What makes a good first AI feature

There are four things to look for, and none of them are exciting. That's the point.

Frequency. The feature has to live somewhere your users go every day. If they hit it once a month, you'll get one signal a month, and you'll be guessing for a year. Daily use means you find out in a week whether the thing works.

Narrowness. One job, one screen. The AI does a specific thing, not a general thing. The more specific the job, the easier the eval, the cleaner the metric, and the faster the iteration loop.

A clean success metric. Before you scope anything, write down the number you'll use to decide if it worked, in one sentence. If you can't write that sentence, the scoping isn't done.

Reversibility. Your first AI feature should be easy to turn off. If it breaks, you flip a flag and the product still works the way it did yesterday. In practice that means the feature is an enhancement to an existing workflow, not a replacement for one.

Five patterns that consistently work

When teams stick to those four criteria, the feature usually lands in one of five shapes. None of them are new, and all of them ship.

1. Smart defaults

Pre-fill a field the user was about to fill in. They accept it with a click or override it with a few keystrokes. When you're wrong, nobody notices, because it just looks like a field someone typed into. When you're right, you save a real minute every time.

2. In-context summarization

A short summary at the top of a long page. This works almost anywhere your users skim long content every day: support threads, customer notes, contracts, meeting transcripts, audit logs.

3. Better search

Replace keyword search with semantic search across the customer's own data. Users type the question they actually have, not the keyword they think will match.

4. Inline autocomplete

Suggest text in a field the user is already typing in. It's a familiar interaction, it's one keystroke away from being ignored, and the metric is clean: acceptance rate.

5. Classification and routing

Tag, sort, or assign incoming items automatically. Tickets routed to the right team. Documents filed in the right folder. Leads scored on fit.

A six-week plan

The work splits cleanly into three two-week stretches. You can run it with three people: a PM, a full-stack engineer, and a designer.

Weeks one and two. Pick the pattern, define the job, and write the eval set. The eval set is the part most teams skip and then regret. Twenty to fifty real examples, pulled from real customer data with permission, labeled with what the correct answer would have been.

Weeks three and four. Build it, and ship it to internal users only. Use it every day. Notice what's annoying and fix what's wrong.

Weeks five and six. Roll to five or ten percent of customers and instrument everything: adoption, the success metric, cost per request, latency. Let it run for a week. If the metric holds, expand. If it doesn't, decide whether to iterate or kill.

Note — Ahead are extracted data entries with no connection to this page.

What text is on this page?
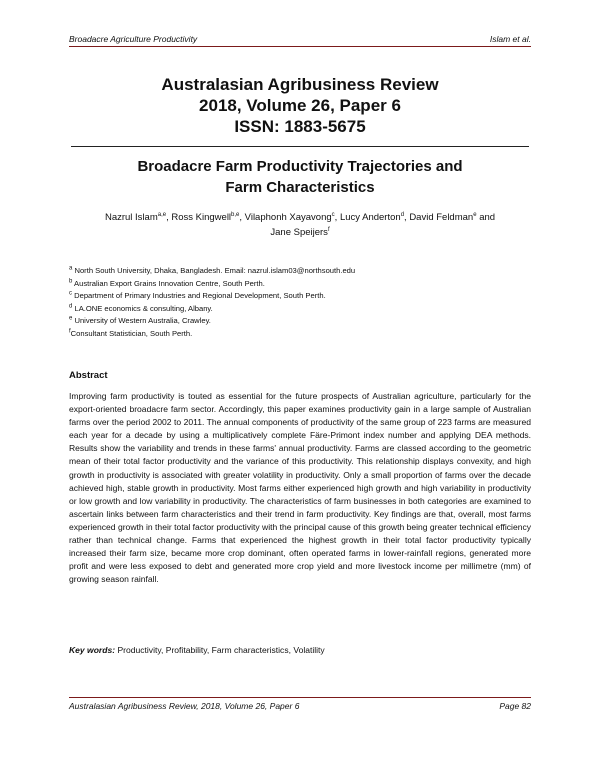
Broadacre Agriculture Productivity	Islam et al.
Australasian Agribusiness Review
2018, Volume 26, Paper 6
ISSN: 1883-5675
Broadacre Farm Productivity Trajectories and
Farm Characteristics
Nazrul Islam$^{a,e}$, Ross Kingwell$^{b,e}$, Vilaphonh Xayavong$^c$, Lucy Anderton$^d$, David Feldman$^e$ and
Jane Speijers$^f$
$^a$ North South University, Dhaka, Bangladesh. Email: nazrul.islam03@northsouth.edu
$^b$ Australian Export Grains Innovation Centre, South Perth.
$^c$ Department of Primary Industries and Regional Development, South Perth.
$^d$ LA.ONE economics & consulting, Albany.
$^e$ University of Western Australia, Crawley.
$^f$Consultant Statistician, South Perth.
Abstract
Improving farm productivity is touted as essential for the future prospects of Australian agriculture, particularly for the export-oriented broadacre farm sector. Accordingly, this paper examines productivity gain in a large sample of Australian farms over the period 2002 to 2011. The annual components of productivity of the same group of 223 farms are measured each year for a decade by using a multiplicatively complete Färe-Primont index number and applying DEA methods. Results show the variability and trends in these farms' annual productivity. Farms are classed according to the geometric mean of their total factor productivity and the variance of this productivity. This relationship displays convexity, and high growth in productivity is associated with greater volatility in productivity. Only a small proportion of farms over the decade achieved high, stable growth in productivity. Most farms either experienced high growth and high variability in productivity or low growth and low variability in productivity. The characteristics of farm businesses in both categories are examined to ascertain links between farm characteristics and their trend in farm productivity. Key findings are that, overall, most farms experienced growth in their total factor productivity with the principal cause of this growth being greater technical efficiency rather than technical change. Farms that experienced the highest growth in their total factor productivity typically increased their farm size, became more crop dominant, often operated farms in lower-rainfall regions, generated more profit and were less exposed to debt and generated more crop yield and more livestock income per millimetre (mm) of growing season rainfall.
Key words: Productivity, Profitability, Farm characteristics, Volatility
Australasian Agribusiness Review, 2018, Volume 26, Paper 6	Page 82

Three ways this goes wrong

Picking the demo, not the workflow. The feature that wins the sales meeting often loses with real users because they hit it once a quarter, not every day.

Skipping eval to “move fast.” You will not move fast. You'll spend the second month redoing the first month, because you can't tell which of your prompt changes actually helped.

Over-polishing UI before the feature works. Beautiful UI on something broken is more confusing than ugly UI on something useful.

Earn the right to ship the second one

The first AI feature you ship isn't the one that wins the market, it's the one that earns the right to ship the second one. Make it small, make it daily, and make the success metric something you can write in a single sentence. Then ship it.

The bigger surfaces, the chat, the agents, the copilots, can come later, after your team understands how your customers actually use AI and you've built the muscle to scope something open-ended without it eating two quarters.